Chotěboř is a typical Czech town located in the western part of the Czech-Moravian Highlands at an elevation of 515 m above sea level. This region in the foothills of the Železné (Iron) Mountains is known for its unspoiled environment and is suitable for hiking, bicycling and other forms of recreation. A section of the Doubrava river valley between Chotěboř and Bílek featuring precipitous river canyons is particularly attractive to tourists.
History of the Town
The oldest written record noting the existence of Chotěboř dates from the year 1265. The region’s silver mines led to the settlement’s purchase by King John of Luxembourg, who granted its status as a town in 1331. And so it remained until the end of the 15th century, when it passed to the powerful noble family the Trčeks of Lípa. During the 17th and 18th centuries the town changed hands very frequently. Count Vilém Leopold Kinský acquired the domain in 1683, and in 1701-1702 he constructed a new Baroque palace in Chotěboř with a Chapel of the Holy Trinity and surrounded it with an English-style park. The castle’s most eminent owners between 1836 and its confiscation in 1948 were members of the noble Dobřenský family of Dobřenice, to whom the castle and estate were returned in 1992.
Today Chotěboř has a population of nearly 10,000. Its city hall is what is known as a government department of the third degree, performing administrative functions for 31 municipalities.
The northern side of town contains a large protected historical zone comprised of the Old Town, including the palace and its English park, as well as agricultural facilities and some light industry. The eastern side is the location of numerous sporting facilities, which gradually give way to the wilderness of the Železné Mountains Protected Landscape Area and the nearby Doubrava river valley. Larger industrial grounds are concentrated on the southern side of town. The western side is dominated by spacious neighborhoods of family homes. Chotěboř is characterized by vast tracts of greenery, gardens and residential areas that lend the town a tranquil rustic quality. Not far from town are three large community gardens with numerous cabins; nearby are also several ponds, and the Břevnice reservoir offers opportunities for swimming.
The predominant industry in Chotěboř is machine manufacturing with a focus on producing devices for the food industry (equipment for dairies, breweries, etc.) and industrial robots. The wood-processing industry is also represented in Chotěboř, as are a number of construction and retail firms and numerous other businesses.

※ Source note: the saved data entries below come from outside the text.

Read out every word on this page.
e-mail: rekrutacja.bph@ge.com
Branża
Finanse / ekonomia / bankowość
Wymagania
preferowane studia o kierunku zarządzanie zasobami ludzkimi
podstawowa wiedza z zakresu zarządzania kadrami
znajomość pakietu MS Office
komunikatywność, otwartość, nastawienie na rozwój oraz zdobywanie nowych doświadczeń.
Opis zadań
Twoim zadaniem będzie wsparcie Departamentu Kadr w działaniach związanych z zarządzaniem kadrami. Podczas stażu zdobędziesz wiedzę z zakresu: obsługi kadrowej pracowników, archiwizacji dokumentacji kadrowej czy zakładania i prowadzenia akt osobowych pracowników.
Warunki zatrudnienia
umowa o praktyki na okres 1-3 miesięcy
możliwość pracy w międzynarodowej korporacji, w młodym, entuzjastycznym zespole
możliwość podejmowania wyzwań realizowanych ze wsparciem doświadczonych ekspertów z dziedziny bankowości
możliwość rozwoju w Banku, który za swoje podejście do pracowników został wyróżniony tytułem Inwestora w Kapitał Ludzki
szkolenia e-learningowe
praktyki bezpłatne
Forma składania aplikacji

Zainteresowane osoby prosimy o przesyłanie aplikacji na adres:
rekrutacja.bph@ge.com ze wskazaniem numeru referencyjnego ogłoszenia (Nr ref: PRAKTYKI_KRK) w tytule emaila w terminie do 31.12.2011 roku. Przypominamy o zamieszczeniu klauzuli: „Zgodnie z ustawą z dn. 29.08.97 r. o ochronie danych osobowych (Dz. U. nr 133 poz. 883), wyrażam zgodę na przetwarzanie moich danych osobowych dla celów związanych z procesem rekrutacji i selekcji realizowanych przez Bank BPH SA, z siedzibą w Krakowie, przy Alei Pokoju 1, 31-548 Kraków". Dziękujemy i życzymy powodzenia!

The town offers many options for accommodation and dining.
Among the town’s more important historical buildings are the Church of St. James the Elder and the early Baroque Dobřenský palace, which is on the grounds of the English park and which houses the Municipal Museum with its national historical exhibition. A picture gallery features works by local painters of significance to the region, such as Rykr, Průcha, Horník and Opatrný.
The palace is also the location of the Chapel of the Most Holy Trinity, which has been preserved in its original form with rich stucco ornamentation dating from the middle of the 18th century.
Another historical monument in the vicinity of the palace is the “Podzámčí,” a grouping of small houses from the turn of the 19th century representing one of the oldest workers’ districts in the region.
Facing the tree-lined main square, which contains a fountain, is the Old Town Hall with its tower clock, across from which is a Marian column dating from 1890. A second Marian column dating from 1700 is located on Trčků z Lípy Street. Other monuments in town include the Chapel of the Raising of the Holy Cross, the Chapel of St. Anne and the Statue of Writer Ignát Herrmann, a Chotěboř native.
The Doubrava River Valley wilderness area is something wholly unique. The valley was formed by the activity of the Doubrava and it is no exaggeration to call it a miniature Grand Canyon. Not far from here is the small nature reserve Písník u Sokolovce. Many interesting features are readily visible and known to locals by intriguing names like Giant’s Pot, the Trough, and the Spiral Eddy. The valley’s beauty has inspired many legends and today it is a popular destination for photographers. It is also the site of a 4.5 km-long educational trail. In all protected areas visitors are required to obey strict rules for the preservation of natural beauty. Only in the Doubrava Valley is rock climbing permitted, and only on select rock faces. Here visitors may spot rare animals and discover equally interesting plants.
From the Chapel of St. Anne there is a gorgeous view of the ridge of the Železné Mountains, including its highest peaks Spálava and Vestec.
Chotěboř is popular with tourists for its beautiful natural scenery and its peaceful and healthy environment.
Chotěboř beer is a local attraction that draws men and women alike, who may visit the new and modern Chotěboř Brewery. Production began here in 2009 and, in spite of its short history, the brewery relies on traditional methods while taking advantage of modern technologies.
Chotěboř is the birthplace of a number of important figures, including Ignát Herrmann (to whom a local monument is dedicated), the journalist Karel Ninger (the house where he was born is marked with a commemorative plaque), the Silesian patriot František Sláma and the painter Zdeněk Rykr.
It is also worth mentioning that the Panský dům (the “Manorial House,” now containing a restaurant, café and billiard club) on the square was briefly occupied by Jaroslav Hašek, who wrote the short story “Traitor to the Nation in Chotěboř” while staying here.